13 July 2013 | Posted by Editorial Team GTM

New article published in the Journal of Acoustical Society of America

A  new scientific paper, resulted from the collaboration between the Acoustics group and the Human Computer Interaction group of La Salle R&D,  has been published in the Journal of Acoustical Society of America this month.

The article, coauthored by Xavier Valero and Francesc Alías, proposes a novel signal feature extraction technique inspired by human perception for the automatic recognition of acoustic environments.

 

Title: “Narrow-band Autocorrelation function features for the automatic recognition of acoustic environments”

Published in: Journal of the Acoustical Society of America, vol. 134, issue 1, pp. 880-890.

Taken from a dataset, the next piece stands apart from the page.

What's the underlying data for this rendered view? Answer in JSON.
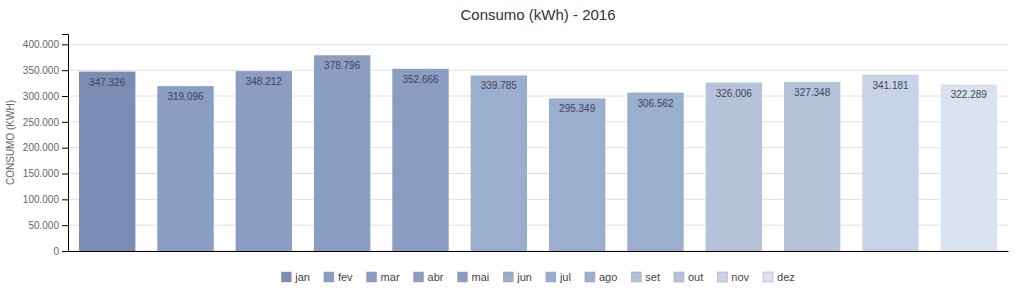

Abstract: Acoustic environments are typically composed of multiple sound sources of different typologies, making them especially complex to model and parameterize. To develop an automatic acoustic environment recognition system, this work proposes a spectro-temporal signal parameterization technique inspired by human perception. The proposed parameters are derived from the analysis of the autocorrelation function of narrow-band signals (NB-ACF) obtained from an auditory gammatone filter bank. Five features related to acoustic phenomena are extracted from the NB-ACF to parameterize sound signals. Experiments are conducted on a 4 h sound database (composed of 15 different acoustic environments) employing four different machine learning techniques: K-nearest neighbor, Gaussian mixture models, neural networks and support vector machines. The averaged recognition rates increase by 4.5% when using the proposed NB-ACF features instead of the popular Mel frequency cepstral coefficients. The improvement is even greater (5.6%) when the features are tested in acoustic environments from unknown locations. These results are attributed to the better modeling of the acoustic environments thanks to the complementarity of the spectro-temporal features derived from NB-ACF analysis.